Which is, again, just good SEO and PR. There’s no secret GEO lever to pull.

The One Thing GEO Gets Right

If there’s a genuine insight buried in the GEO conversation, it’s this: thin, generic content is more dead than ever.

AI can produce generic content at infinite scale. If your blog post is a surface-level overview that could have been written by ChatGPT, it offers nothing that AI search can’t already deliver. The only content that survives in this environment is content with genuine perspective, specific expertise, or original information that doesn’t exist anywhere else.

That’s not a GEO insight. That’s just the natural conclusion of where SEO has been heading for years. Google has been trying to reward genuine expertise over content farms since at least 2011. AI is just accelerating the same direction.

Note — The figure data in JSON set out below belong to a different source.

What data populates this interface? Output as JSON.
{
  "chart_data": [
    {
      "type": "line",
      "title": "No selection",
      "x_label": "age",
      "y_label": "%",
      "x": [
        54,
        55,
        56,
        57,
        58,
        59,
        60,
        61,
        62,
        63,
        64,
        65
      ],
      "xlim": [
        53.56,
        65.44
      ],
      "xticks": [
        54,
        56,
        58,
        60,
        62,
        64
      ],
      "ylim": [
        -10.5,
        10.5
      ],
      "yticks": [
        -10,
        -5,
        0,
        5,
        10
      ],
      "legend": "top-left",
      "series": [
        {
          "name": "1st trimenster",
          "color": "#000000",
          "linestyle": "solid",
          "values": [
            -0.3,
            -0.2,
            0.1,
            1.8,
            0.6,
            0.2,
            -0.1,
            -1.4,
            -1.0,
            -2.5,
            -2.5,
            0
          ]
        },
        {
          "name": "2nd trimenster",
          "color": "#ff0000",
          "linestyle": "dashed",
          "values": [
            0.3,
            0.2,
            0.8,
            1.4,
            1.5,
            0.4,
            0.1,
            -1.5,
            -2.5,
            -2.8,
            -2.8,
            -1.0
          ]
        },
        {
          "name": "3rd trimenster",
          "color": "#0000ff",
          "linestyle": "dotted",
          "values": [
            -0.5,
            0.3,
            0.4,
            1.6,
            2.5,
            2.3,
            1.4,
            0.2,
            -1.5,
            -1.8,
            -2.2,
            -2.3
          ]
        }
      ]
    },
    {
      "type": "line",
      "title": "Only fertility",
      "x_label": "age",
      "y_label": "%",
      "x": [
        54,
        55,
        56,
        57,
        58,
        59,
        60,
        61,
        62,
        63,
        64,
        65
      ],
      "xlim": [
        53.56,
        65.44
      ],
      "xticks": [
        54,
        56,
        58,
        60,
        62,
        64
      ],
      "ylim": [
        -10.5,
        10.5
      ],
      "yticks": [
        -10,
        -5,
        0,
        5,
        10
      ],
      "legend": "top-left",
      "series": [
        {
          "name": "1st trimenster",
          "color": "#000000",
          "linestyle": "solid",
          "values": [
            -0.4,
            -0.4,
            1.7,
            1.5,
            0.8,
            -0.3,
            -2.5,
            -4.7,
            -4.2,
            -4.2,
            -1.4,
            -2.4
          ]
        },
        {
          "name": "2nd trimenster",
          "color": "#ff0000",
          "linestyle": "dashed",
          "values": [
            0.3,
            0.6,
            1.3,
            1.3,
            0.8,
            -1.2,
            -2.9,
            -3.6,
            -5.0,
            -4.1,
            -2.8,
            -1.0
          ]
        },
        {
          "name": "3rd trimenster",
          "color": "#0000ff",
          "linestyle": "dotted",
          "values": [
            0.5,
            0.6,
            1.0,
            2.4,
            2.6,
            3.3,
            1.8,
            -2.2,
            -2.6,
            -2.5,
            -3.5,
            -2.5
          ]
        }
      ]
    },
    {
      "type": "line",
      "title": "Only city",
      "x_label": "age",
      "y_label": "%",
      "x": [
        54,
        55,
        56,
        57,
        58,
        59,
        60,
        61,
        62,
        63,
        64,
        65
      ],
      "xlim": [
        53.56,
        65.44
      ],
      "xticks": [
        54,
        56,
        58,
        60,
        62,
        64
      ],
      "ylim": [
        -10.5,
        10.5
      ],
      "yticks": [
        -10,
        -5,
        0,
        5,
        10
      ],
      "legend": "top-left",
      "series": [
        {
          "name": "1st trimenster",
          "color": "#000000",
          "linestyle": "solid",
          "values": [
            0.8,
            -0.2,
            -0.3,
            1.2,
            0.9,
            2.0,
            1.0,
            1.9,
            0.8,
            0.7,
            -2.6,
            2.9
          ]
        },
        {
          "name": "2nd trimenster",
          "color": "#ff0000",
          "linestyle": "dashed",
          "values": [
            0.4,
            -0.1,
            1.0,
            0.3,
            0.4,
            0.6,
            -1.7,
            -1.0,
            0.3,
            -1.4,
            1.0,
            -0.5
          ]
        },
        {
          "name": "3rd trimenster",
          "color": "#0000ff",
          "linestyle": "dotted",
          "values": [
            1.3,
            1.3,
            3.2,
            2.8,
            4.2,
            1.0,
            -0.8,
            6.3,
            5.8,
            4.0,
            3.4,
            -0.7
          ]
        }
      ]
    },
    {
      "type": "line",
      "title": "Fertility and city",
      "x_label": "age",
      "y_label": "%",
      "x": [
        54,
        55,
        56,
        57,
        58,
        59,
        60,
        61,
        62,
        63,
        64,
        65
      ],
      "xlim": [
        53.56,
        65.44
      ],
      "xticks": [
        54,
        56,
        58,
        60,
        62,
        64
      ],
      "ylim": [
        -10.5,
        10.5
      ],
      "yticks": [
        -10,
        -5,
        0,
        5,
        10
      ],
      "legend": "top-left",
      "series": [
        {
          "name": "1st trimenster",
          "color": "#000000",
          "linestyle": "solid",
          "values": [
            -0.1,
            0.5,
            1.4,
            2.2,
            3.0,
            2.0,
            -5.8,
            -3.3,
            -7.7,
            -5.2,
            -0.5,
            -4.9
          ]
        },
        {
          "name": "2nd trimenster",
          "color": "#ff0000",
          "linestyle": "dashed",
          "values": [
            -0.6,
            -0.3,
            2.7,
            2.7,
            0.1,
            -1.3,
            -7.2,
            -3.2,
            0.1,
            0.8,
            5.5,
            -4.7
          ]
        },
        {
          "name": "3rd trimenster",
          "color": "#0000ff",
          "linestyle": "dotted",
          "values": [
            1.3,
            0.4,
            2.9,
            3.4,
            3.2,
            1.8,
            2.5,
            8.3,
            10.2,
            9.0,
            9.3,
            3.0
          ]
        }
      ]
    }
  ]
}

What You Should Actually Do

Ignore GEO as a separate discipline. Do this instead:

  1. Write content that’s actually better than everything else on the topic. Not longer. Better. More specific, more honest, more useful.
  2. Structure it clearly. Use headings that answer real questions. Answer those questions directly and early, not buried in padding.
  3. Build genuine authority. Get referenced by other credible sources in your industry. Be quoted. Get reviewed. Exist beyond your own website.
  4. Target intent that AI can’t satisfy. Move towards content that requires real context, comparison, or decision-making — not just information retrieval.
  5. Track what’s actually happening to your traffic. If you’re seeing AI Overview cannibalisation on specific queries, that’s useful data. Pivot those pages towards deeper content or different intent.

None of this requires you to hire a GEO specialist. It requires you to do SEO well — which, frankly, is harder and more valuable than any acronym.

The Bottom Line

The SEO industry has a long history of inventing urgency. Remember when mobile SEO was going to kill everything? When voice search was the future? Some of these shifts were real. Most were overstated by people who needed a new service to sell.

GEO is the current version of that. The underlying shift — AI changing how people get answers — is real. The idea that it requires a fundamentally different approach to how you create and optimise content is not. Good content, well structured, from a credible source, that genuinely answers what people are asking. That’s it. It worked before GEO existed. It’ll work after GEO is forgotten.